Opinion
2011-10-11
Jasne & Florio, LLP, White Plains, N.Y. (Lisa Colosi Florio and Daniel E. Florio, Jr., of counsel), for appellant.Jackson Lewis LLP, White Plains, N.Y. (Greg Riolo and Rebecca M. McCloskey of counsel), for respondent-respondent.
Jasne & Florio, LLP, White Plains, N.Y. (Lisa Colosi Florio and Daniel E. Florio, Jr., of counsel), for appellant.Jackson Lewis LLP, White Plains, N.Y. (Greg Riolo and Rebecca M. McCloskey of counsel), for respondent-respondent.
In a proceeding pursuant to Executive Law § 298 to review a determination of the New York State Division of Human Rights dated January 22, 2010, which dismissed the petitioner's administrative complaint, upon a finding that there was no probable cause to believe that Lawless & Mangione Architects Engineers, LLP, engaged in an unlawful discriminatory practice in terminating the petitioner's employment, the petitioner appeals from a judgment of the Supreme Court, Westchester County (Smith, J.), entered May 27, 2010, which denied the petition and dismissed the proceeding.
ORDERED that the judgment is affirmed, with costs.
The petitioner argues that the Supreme Court applied the incorrect “substantial evidence” standard rather than the “arbitrary and capricious” standard.

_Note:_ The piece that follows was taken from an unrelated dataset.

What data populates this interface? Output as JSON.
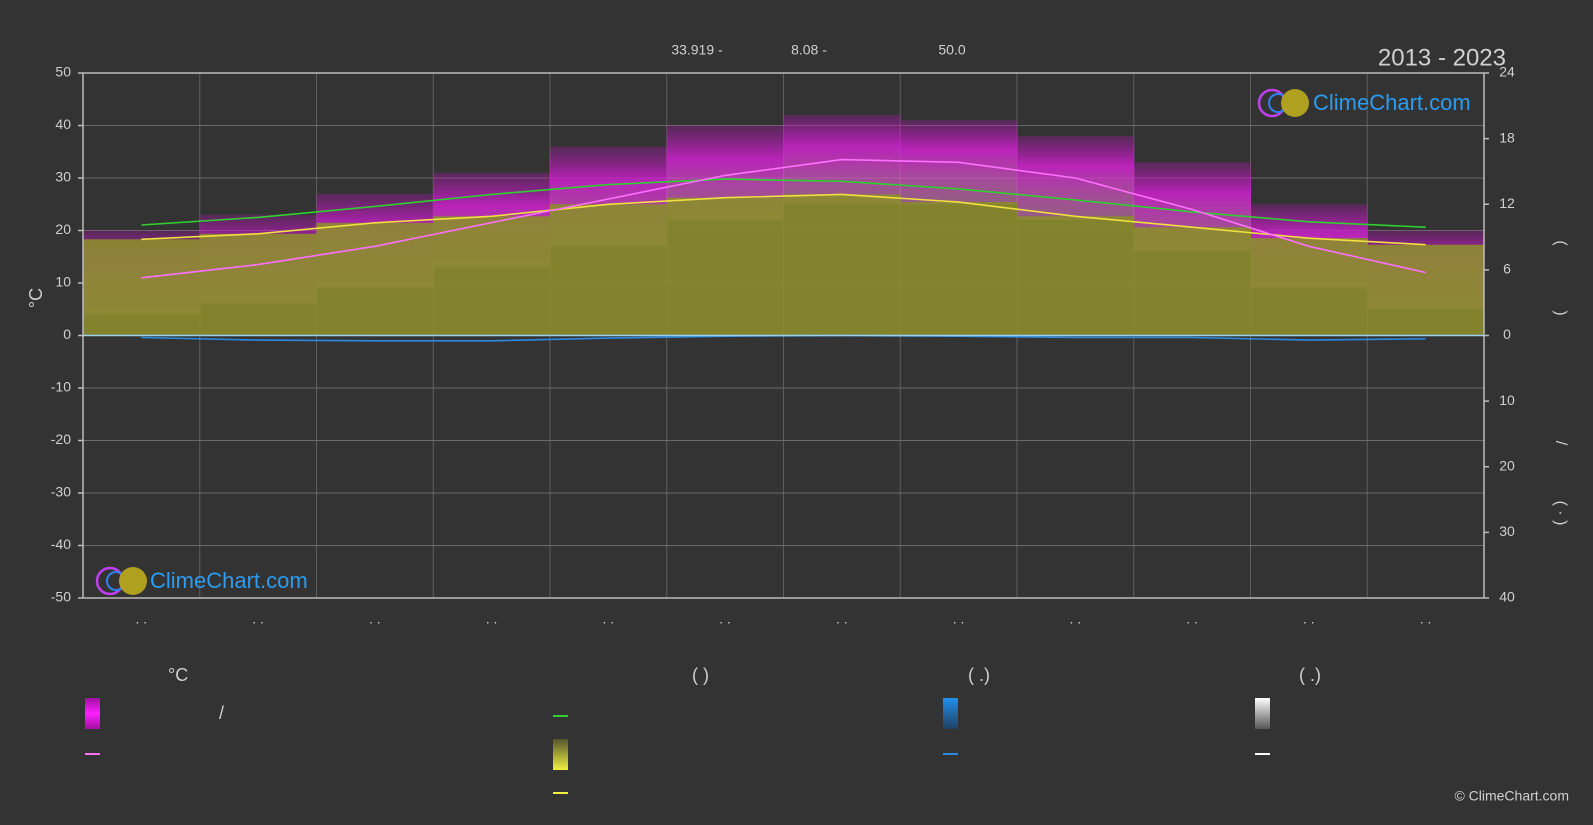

Since a hearing pursuant to Executive Law § 297(4)(a) was not conducted, the appropriate standard of review to be applied to the determination of the New York State Division of Human Rights (hereinafter the Division) is whether the determination is without a rational basis and, hence, arbitrary and capricious ( see Matter of Bazile v. Acinapura, 225 A.D.2d 764, 765, 639 N.Y.S.2d 952; cf. CPLR 7803[3] ). In denying the petition and dismissing the proceeding, the Supreme Court cited to and applied the correct standard. Moreover, the determination of no probable cause, made by the Division after a conference, had a rational basis and was not arbitrary and capricious ( see Matter of Maltsev v. New York State Div. of Human Rights, 31 A.D.3d 641, 817 N.Y.S.2d 906; Matter of Pathak v. New York State Div. of Human Rights, 13 A.D.3d 634, 788 N.Y.S.2d 135).
To the extent that the petitioner contends that the Division's investigation was one-sided and abbreviated, the Division has broad discretion in the conduct of its investigations ( see 9 NYCRR 465.6; Matter of Maltsev v. New York State Div. of Human Rights, 31 A.D.3d at 641, 817 N.Y.S.2d 906; Matter of Bazile v. Acinapura, 225 A.D.2d at 765, 639 N.Y.S.2d 952). The petitioner had a full opportunity to present her case to the Division, made many submissions, and participated in the conference with her attorney ( see Matter of Rauch v. New York State Div. of Human Rights, 73 A.D.3d 930, 930, 900 N.Y.S.2d 735; Matter of Maltsev v. New York State Div. of Human Rights, 31 A.D.3d at 641, 817 N.Y.S.2d 906; Matter of Cornelius v. New York State Div. of Human Rights, 286 A.D.2d 329, 330, 728 N.Y.S.2d 703). Further, contrary to the petitioner's argument, no hearing was necessary because the record does not demonstrate the existence of unresolved questions that required further scrutiny ( see Matter of Bazile v. Acinapura, 225 A.D.2d at 765, 639 N.Y.S.2d 952; see also Matter of Pathak v. New York State Div. of Human Rights, 13 A.D.3d at 635, 788 N.Y.S.2d 135).
Applying the foregoing standard of review, we conclude that the Supreme Court correctly denied the petition and dismissed the proceeding.